In the current moment, sources confirm that the Alake has been engaged from the beginning, not as an alarmed observer scrambling to contain damage, but as a deliberate leader applying the full measure of his institutional authority to ensure that whatever internal tensions exist are resolved in a manner worthy of Egba tradition. Dialogue. Consensus. The patient, unhurried work of holding a community together across differences without allowing those differences to become the community’s defining story.

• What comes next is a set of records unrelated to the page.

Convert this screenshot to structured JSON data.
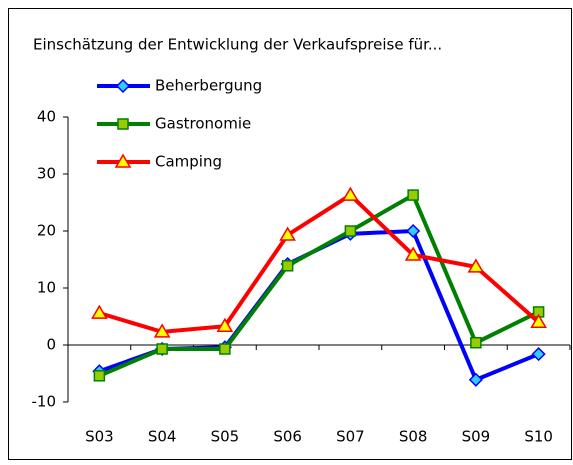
{
  "chart_data": {
    "type": "line",
    "title": "Einschätzung der Entwicklung der Verkaufspreise für...",
    "categories": [
      "S03",
      "S04",
      "S05",
      "S06",
      "S07",
      "S08",
      "S09",
      "S10"
    ],
    "series": [
      {
        "name": "Beherbergung",
        "color": "#0000ff",
        "marker": "diamond",
        "marker_color": "#33ccff",
        "values": [
          -4.6,
          -0.7,
          -0.4,
          14.2,
          19.5,
          20,
          -6.1,
          -1.6
        ]
      },
      {
        "name": "Gastronomie",
        "color": "#008000",
        "marker": "square",
        "marker_color": "#99cc00",
        "values": [
          -5.4,
          -0.7,
          -0.7,
          13.9,
          20,
          26.3,
          0.4,
          5.8
        ]
      },
      {
        "name": "Camping",
        "color": "#ff0000",
        "marker": "triangle",
        "marker_color": "#ffff00",
        "values": [
          5.6,
          2.3,
          3.3,
          19.3,
          26.3,
          15.8,
          13.7,
          4.0
        ]
      }
    ],
    "ylim": [
      -10,
      40
    ],
    "yticks": [
      -10,
      0,
      10,
      20,
      30,
      40
    ],
    "grid": false,
    "legend": "upper left"
  }
}
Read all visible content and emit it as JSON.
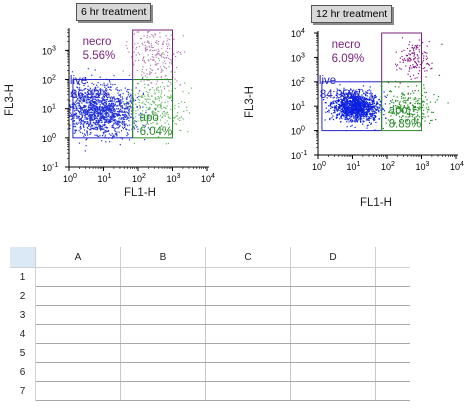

The Alake’s confidence in Egbaland’s ability to carry both heritage and growth simultaneously is not naivety. It is wisdom accumulated across a reign that has seen Egbaland navigate far more complex pressures than a social media controversy. He has seen what happens to communities that mistake internal conflict for cultural authenticity. He is ensuring, quietly and effectively, that Egbaland does not make that mistake now.

Lisabi Agbongbo Akala did not free the Egba people so that their descendants could spend their energy pulling down what each other built. He freed them so they could build, together, and at a scale commensurate with their history.

Egbaliganza is that building. The Alake is the guardian of the ground on which it stands. And the Egba people, at home and across the world, are watching to see who, in this moment, chooses legacy over grievance.

History, as it has always done, will remember the answer.